Banyoda işlerimi hallettikten sonra üzerime rasgele birşeyler giyerek cici anneme görünmeden evden çıktım. Bütün günü en arka sırada geçireceğim için ne giyeceğimin bir önemi yoktu.

Uykumu açmaya çalışırken caddeye gelmiş olduğumu fark ettim. Venüs dakik bir insandı. Ama bugün yoktu.

Telefonumu çıkarıp bir iki kez aradım. Ama açmıyordu. En son aradığımda kapanacağına yakın telefonu açmıştı. Ne olduğunu anlamak için biraz olsun birşey dememiştim. Karşı taraftan ses gelmiyordu. Buda endişelenmemi sağlıyordu. Bir hıçkırık koptu diğer taraftan. Sonra iç çekerek ağlayışlarını duydum.

"Venüs"

Ses çıkmıyordu. Sadece iç çekmesini ve ağlaması duyuluyordu. Burnunu çeke çeke ağlaması canımı yakıyordu. Onu hiç ağlarken görmemiştim. Peki onu ağlatan şey ney ? Kahretsin ! Onu bu kadar üzecek ne olmuş olabilirdi ki ?

"Venüs neden ağlıyorsun, nerdesin ?"

Bana tatlı gelen bir şekilde burnunu çektiğini duydum. Salya sümük ağlıyordu. Ne olmuştu ki ona bu kadar perişan hale gelmişti. Benim hiçbirşeye ağlamayan dik başlı Venüsüm gitmiş, yerine zırzır ağlayan biri gelmişti.

"Sana diyorum bana cevap ver !"

Sinirlenmeye başlamıştım. Neden böyle yapıyordu. Sadece ağlıyordu. Ne olduğunu anlatsana, çözecektim ne olup bittiğini. Ama hiçbirşey demeden ağlamaya devam ediyordu.

Bağırmama karşı biraz daha şiddetli iç çekişlerini duymuştum.  Hızlı hızlı nefes alıp veriyordu. Sanırım herzamanki gibi nefes darlığı çekiyordu. Bir iki tıkırtı sesi geldi. Bir an bir çığlık duydum diğer taraftan. Sonra hat kesildi.

"Venüs !"

İçimde bir huzursuzluk vardı. İçimi ürperten çığlığı canımı yakmıştı. Koşar adımlarla evin yolunu tuttum.

Venüs.

İçimden sadece ağlamak geliyordu. Yaşadığım şeyler bir kabus gibiydi.

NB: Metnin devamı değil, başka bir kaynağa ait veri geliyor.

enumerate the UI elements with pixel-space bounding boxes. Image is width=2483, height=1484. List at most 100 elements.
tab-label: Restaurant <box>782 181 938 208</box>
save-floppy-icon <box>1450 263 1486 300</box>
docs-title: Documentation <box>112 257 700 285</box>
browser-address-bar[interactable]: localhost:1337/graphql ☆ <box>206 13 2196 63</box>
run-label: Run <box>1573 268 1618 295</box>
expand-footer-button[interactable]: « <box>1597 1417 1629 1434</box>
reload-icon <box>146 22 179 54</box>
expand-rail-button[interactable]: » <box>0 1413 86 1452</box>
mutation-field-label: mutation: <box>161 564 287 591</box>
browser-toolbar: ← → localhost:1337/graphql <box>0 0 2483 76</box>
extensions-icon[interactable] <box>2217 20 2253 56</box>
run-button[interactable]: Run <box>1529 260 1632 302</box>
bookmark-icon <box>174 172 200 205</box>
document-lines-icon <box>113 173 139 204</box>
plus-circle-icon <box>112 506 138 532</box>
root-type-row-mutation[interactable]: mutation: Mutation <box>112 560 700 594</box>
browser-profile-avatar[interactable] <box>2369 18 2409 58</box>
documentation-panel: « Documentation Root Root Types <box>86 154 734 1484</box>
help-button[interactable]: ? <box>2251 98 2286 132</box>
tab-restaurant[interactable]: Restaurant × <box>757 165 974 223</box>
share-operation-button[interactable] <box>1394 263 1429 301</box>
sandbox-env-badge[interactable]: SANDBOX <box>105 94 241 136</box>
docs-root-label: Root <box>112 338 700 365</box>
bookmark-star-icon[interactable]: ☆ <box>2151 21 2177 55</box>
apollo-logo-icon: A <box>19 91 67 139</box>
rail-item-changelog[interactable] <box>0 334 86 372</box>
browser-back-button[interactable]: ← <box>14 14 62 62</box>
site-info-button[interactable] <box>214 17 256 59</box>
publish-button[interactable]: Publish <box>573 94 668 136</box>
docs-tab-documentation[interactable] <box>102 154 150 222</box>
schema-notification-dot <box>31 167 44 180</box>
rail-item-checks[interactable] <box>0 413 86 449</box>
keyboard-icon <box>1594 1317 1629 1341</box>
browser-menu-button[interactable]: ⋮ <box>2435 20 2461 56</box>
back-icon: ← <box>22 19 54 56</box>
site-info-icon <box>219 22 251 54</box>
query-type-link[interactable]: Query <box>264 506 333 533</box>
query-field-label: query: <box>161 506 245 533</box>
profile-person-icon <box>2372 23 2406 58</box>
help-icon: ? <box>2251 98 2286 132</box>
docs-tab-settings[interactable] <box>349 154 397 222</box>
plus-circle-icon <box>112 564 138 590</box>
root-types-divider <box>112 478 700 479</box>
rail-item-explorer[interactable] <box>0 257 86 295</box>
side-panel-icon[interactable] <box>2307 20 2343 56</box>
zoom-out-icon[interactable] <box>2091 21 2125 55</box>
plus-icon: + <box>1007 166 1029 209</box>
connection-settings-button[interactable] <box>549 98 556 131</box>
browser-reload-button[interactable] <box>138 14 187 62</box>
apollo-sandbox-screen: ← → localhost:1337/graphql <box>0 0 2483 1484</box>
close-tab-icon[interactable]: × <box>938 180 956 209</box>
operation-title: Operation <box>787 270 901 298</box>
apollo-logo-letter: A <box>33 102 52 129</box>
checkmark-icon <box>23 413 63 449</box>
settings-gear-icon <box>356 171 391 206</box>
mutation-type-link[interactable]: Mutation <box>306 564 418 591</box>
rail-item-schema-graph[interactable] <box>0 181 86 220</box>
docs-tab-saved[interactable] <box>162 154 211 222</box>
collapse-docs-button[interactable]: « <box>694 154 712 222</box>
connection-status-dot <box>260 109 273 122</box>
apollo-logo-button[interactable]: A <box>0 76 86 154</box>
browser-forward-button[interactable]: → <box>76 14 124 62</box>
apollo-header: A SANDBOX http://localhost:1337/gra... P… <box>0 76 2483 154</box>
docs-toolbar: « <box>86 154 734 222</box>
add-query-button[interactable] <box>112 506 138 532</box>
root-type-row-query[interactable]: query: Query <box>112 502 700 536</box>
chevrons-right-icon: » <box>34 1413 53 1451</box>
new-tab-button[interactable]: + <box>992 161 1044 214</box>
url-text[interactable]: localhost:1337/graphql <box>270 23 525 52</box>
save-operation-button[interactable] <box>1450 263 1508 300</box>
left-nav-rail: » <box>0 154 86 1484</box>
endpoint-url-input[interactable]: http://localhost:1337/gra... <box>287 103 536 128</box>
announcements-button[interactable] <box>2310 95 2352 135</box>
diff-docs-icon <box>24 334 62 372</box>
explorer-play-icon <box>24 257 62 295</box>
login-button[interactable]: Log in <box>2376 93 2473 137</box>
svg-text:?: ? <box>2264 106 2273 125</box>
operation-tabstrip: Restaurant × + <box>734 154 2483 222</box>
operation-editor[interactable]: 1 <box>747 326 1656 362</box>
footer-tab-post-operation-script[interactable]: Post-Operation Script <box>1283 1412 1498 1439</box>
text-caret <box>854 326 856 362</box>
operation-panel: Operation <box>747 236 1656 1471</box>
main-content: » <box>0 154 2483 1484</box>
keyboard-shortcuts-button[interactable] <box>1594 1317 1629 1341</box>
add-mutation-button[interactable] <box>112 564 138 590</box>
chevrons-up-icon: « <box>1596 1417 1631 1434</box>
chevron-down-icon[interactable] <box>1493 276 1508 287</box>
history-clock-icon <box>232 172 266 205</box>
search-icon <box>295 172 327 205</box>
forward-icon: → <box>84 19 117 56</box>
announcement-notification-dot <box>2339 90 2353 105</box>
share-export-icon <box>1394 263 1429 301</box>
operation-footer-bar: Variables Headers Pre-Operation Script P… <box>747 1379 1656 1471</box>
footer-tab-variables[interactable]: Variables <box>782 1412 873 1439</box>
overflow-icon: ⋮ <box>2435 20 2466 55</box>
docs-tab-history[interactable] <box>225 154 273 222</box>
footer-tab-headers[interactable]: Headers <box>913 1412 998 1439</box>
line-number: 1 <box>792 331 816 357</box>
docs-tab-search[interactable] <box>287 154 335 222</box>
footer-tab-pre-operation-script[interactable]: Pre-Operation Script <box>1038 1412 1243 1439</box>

Sanki yapacağım başka birşey yokmuş gibi. Sadece ağlıyordum.

Telefonun diğer tarafındaki doğukanın dediklerine sadece ağlamakla yetiniyordum. Oysaki 1 hafta önce herşeyim yerli yerinde normal bir hayat geçiriyordum. Noldu bu duruma kadar sürüklendim.

"Sana diyorum bana cevap ver !"

İstesemde veremiyordum. Kurumuş dudaklarım sadece nefes almak için açılıyor konuşmak için değil !

Doğukanın bağırmasıyla içimdeki suçluluk duygusu yüzünden dahada ağlamaya başlamıştım. Sanki birşey yapmışcasına sürekli kendimi suçluyorum.

Bir süre sonra nefes alamaz oldum. Pencereye koşar adımlarla ilerledim. Ellerimi camın iki yanına koyarak nefes almaya çalıştım. Hayla telefon elimde açık vaziyette duruyordu.

Ensemde hissettiğim nefesle telefon elimden kayıp yere düştü. Ağzımdan kaçan küçük çaplı bir çığlık nefesimi kesmişti.

"Sana söylediklerimde ciddiydim. Her gözyaşında bir sevdiğini kaybedeceksin."

Kulağıma bir cinayetin ölüm haberi gibi gelen ses astımımı tetikledi. Nefes alamıyordum. Ve kesinlikle bu astım değil arkamdaki şahsın alkol kokan nefesiydi.